Отказ Шекспира от устрашающего призрака имеет значительные последствия для всей драмы в целом. Главное качество призрака в пьесе это то, что он убедителен. Его ностальгия о жизни трогает, душераздирающа рассказанная им Гамлету история, но она без исступления, его поведение с Гамлетом твердое и ласковое.
Выметая ворох суеверий, Реформация оставляет в Писании веру в привидения, но меняется их объяснение. В римской католической традиции души из чистилища могут возвращаться на землю, чтобы оказать помощь живым или предупредить их об угрожающей им опасности. Один из трактатов протестантских теологов имеет много общего с шекспировской трактовкой привидения, и, как полагает Джон Довер Уильсон, Шекспир мог читать этот текст. Гипотеза кажется правдоподобной, потому что второе издание текста Людвига Лаватера «Бродящие по ночам привидения и духи…», датируемое 1596 годом, напечатано Томасом Грпдом, с которым у Шекспира были особые отношения.
Шекспир наслаивает в пьесе католические и протестантские теории о привидениях. Призрак, без всякого сомнения, упоминает о своем пребывании в чистилище. Гамлет решился воспринимать его как дух своего отца, предварительно вспомнив протестантскую теорию формы, заимствованной у ангела или дьявола.
Гамлет уничтожает всякое расстояние между призраком и собой, в противоположность учению Реформации, и отдается душой и телом мысли о мщении («…в книге мозга моего пребудет лишь твой завет, не смешанный ни с чем…», I, 5).
Образ призрака преследует Гамлета перед спектаклем, даваемым актерами:
Горацию:
Тогда как после представления, когда король выдал себя, доверие к призраку возвращается: «О дорогой Горацио, я за слова призрака поручился бы тысячью золотых» (III, 2).
Наконец, Гамлет отказывается от сомнения в природе привидения. Когда он убивает Клавдия, он мстит не за отца, а за оставленную мать и за себя. Следовательно, с точки зрения мести, эта пьеса шедевр амбигуэнтности. Конечно, Шекспир не ведет на сцене теологических споров, но использует существующие теологические споры, чтобы превратить пьесу в трагедию сомнения, а ее протагониста — в воплощение метафизической неясности. Потому что он не знает, встретил ли он ангела или дьявола, он моделирует свою душу в зависимости от фаз испытываемого сомнения и действует соответственно этому.
В этой пьесе, где все непросто, тем более не может быть простым безумие главного персонажа. Сначала оно — избранный экран, за которым мститель сможет скрыть свои намерения, и перед нами одна из хорошо выполненных черт трагедии мщения. И именно роль шута позволяет Гамлету оставаться под маской безумия. Это позволяет ему говорить правду, обжигающую того, на кого она направлена, заставляя смеяться или улыбаться попеременно.

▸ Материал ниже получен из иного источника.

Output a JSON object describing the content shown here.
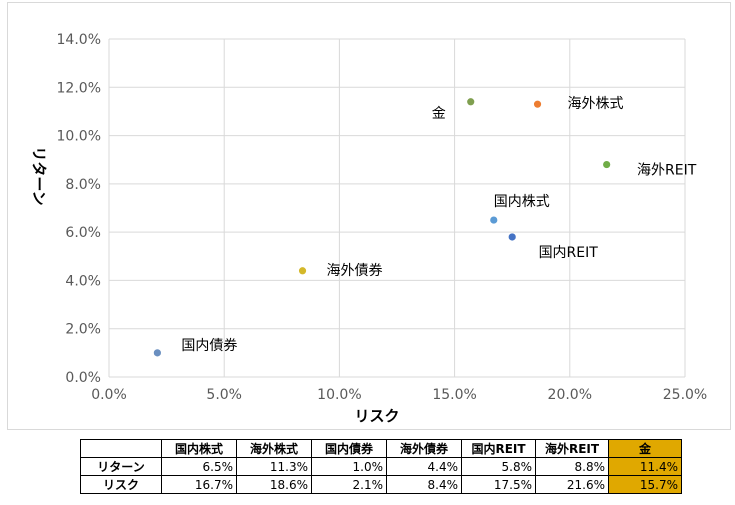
{
  "chart_data": {
    "type": "scatter",
    "xlabel": "リスク",
    "ylabel": "リターン",
    "xlim": [
      0,
      25
    ],
    "ylim": [
      0,
      14
    ],
    "x_ticks": [
      "0.0%",
      "5.0%",
      "10.0%",
      "15.0%",
      "20.0%",
      "25.0%"
    ],
    "y_ticks": [
      "0.0%",
      "2.0%",
      "4.0%",
      "6.0%",
      "8.0%",
      "10.0%",
      "12.0%",
      "14.0%"
    ],
    "grid": true,
    "points": [
      {
        "label": "国内株式",
        "x": 16.7,
        "y": 6.5,
        "color": "#5b9bd5"
      },
      {
        "label": "海外株式",
        "x": 18.6,
        "y": 11.3,
        "color": "#ed7d31"
      },
      {
        "label": "国内債券",
        "x": 2.1,
        "y": 1.0,
        "color": "#6a8fc0"
      },
      {
        "label": "海外債券",
        "x": 8.4,
        "y": 4.4,
        "color": "#d4b82a"
      },
      {
        "label": "国内REIT",
        "x": 17.5,
        "y": 5.8,
        "color": "#4472c4"
      },
      {
        "label": "海外REIT",
        "x": 21.6,
        "y": 8.8,
        "color": "#70ad47"
      },
      {
        "label": "金",
        "x": 15.7,
        "y": 11.4,
        "color": "#7f9f4f",
        "label_color": "#c9a000"
      }
    ]
  },
  "table": {
    "headers": [
      "",
      "国内株式",
      "海外株式",
      "国内債券",
      "海外債券",
      "国内REIT",
      "海外REIT",
      "金"
    ],
    "rows": [
      {
        "label": "リターン",
        "values": [
          "6.5%",
          "11.3%",
          "1.0%",
          "4.4%",
          "5.8%",
          "8.8%",
          "11.4%"
        ]
      },
      {
        "label": "リスク",
        "values": [
          "16.7%",
          "18.6%",
          "2.1%",
          "8.4%",
          "17.5%",
          "21.6%",
          "15.7%"
        ]
      }
    ],
    "highlight_color": "#e0a800"
  }
}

Гамлет удерживается на острие, отделяющем ум от безумия, и его видение мира свободно от какой-либо ортодоксальности. Слова продолжают жить, когда смысл утрачен. Полученная истина ниспровергается. Так мать, дающая жизнь ребенку, передает только смерть.
Когда видение нормального у антиподов не колеблется, оно туманится от одновременного восприятия двух противоположных истин, которые проникают в самую глубину субъекта в нестабильном состоянии между разумом и безумием: «О Боже, я бы мог замкнуться в ореховой скорлупе и считать себя царем бесконечного пространства, если бы мне не снились дурные сны» (II, 2, пер. Б. Пастернака). Признание, сделанное приятелям Розенкранцу и Гильденстерну, полно уныния. Оно вызвано только что приобретенной уверенностью, что истина природы вещей не единственна, а по меньшей мере, двойственна, включая точку зрения человека, проникшего в божественную истинность, которая ему гарантирует точное знание вещей, и равным образом точку зрения чувствующего субъекта как такового, со своими эмоциями. Эта дуальность раздирает сознание.